18. Why did BP reject the use of large “suction pile over the BOP” at the outset which is a standard technology for anchoring deepwater systems and one could have been lowered over the entire BOP at the outset!? Ask the Dutch and any number of other manufactures. The current “containment cap” is nothing but a mini-version of a “suction pile” that does not go down to the seafloor and is too small in scale to collect all the oil.

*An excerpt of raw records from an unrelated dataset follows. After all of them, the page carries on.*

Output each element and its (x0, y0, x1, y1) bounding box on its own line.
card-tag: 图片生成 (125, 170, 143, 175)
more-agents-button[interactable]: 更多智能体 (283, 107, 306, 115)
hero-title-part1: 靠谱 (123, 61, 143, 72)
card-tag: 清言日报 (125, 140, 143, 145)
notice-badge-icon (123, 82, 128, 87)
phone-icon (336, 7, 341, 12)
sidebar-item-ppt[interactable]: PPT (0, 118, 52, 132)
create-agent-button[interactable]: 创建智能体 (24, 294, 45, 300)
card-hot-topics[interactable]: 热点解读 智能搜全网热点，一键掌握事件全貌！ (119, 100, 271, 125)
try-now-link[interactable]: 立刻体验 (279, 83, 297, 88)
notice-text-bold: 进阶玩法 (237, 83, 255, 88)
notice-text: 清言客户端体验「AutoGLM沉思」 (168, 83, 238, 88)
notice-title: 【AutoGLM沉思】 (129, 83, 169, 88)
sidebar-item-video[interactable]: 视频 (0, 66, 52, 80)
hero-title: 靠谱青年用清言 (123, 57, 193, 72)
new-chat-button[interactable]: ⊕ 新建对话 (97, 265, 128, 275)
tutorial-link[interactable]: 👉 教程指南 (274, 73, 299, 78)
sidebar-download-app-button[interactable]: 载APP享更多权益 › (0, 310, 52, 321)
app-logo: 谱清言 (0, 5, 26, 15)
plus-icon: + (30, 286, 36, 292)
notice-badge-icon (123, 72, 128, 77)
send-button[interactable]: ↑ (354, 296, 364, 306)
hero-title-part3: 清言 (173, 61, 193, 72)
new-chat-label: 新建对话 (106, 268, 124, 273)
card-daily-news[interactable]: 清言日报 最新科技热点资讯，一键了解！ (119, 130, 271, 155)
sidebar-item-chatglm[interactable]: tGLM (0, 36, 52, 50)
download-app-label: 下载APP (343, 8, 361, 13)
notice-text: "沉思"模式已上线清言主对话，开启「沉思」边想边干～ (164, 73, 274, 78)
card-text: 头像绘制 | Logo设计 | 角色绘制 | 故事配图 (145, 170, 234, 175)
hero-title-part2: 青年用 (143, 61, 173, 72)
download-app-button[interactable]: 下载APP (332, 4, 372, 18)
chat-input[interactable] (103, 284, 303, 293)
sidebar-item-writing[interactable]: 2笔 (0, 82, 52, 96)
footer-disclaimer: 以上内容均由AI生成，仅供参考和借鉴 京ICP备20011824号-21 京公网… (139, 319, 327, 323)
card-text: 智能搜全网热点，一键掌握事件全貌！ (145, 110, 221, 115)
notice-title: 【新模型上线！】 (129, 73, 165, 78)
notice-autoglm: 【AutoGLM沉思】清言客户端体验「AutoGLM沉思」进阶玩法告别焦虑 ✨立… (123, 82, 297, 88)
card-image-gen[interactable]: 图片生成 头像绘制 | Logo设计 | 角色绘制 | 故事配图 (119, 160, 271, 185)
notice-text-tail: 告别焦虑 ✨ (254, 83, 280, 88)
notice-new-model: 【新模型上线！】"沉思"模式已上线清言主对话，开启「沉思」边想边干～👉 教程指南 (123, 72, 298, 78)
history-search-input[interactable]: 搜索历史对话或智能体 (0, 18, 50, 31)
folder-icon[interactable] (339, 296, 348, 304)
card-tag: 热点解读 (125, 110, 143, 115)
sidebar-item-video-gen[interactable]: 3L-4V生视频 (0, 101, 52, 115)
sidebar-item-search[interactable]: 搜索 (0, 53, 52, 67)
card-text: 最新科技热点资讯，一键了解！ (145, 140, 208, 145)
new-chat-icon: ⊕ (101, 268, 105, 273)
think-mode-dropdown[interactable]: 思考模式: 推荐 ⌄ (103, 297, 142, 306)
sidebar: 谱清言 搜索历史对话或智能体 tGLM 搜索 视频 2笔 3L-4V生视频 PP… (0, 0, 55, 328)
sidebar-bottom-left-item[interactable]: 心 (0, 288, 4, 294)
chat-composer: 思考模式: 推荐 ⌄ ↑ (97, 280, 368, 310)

19. DOD has the only Command and Control Structure on the planet to address the evolving Gulf Oil Spill Crisis (now coming up Florida’s East Coast (see www.floridaoilspilllaw.com)) – this is way beyond the scope of the Coast Guard and using DOD C-130 assets to spray airborne chemicals (CorExit 9725A) all over the place (which is another major problem). Quit spraying airborne CorExit 9725A until you can produce tests on lab specimens that show toxicity levels. Where is the data? Is the problem that DOD cannot both address a forthcoming Iranian front in conjunction with the Gulf Oil Spill? There are many more questions which remain unanswered.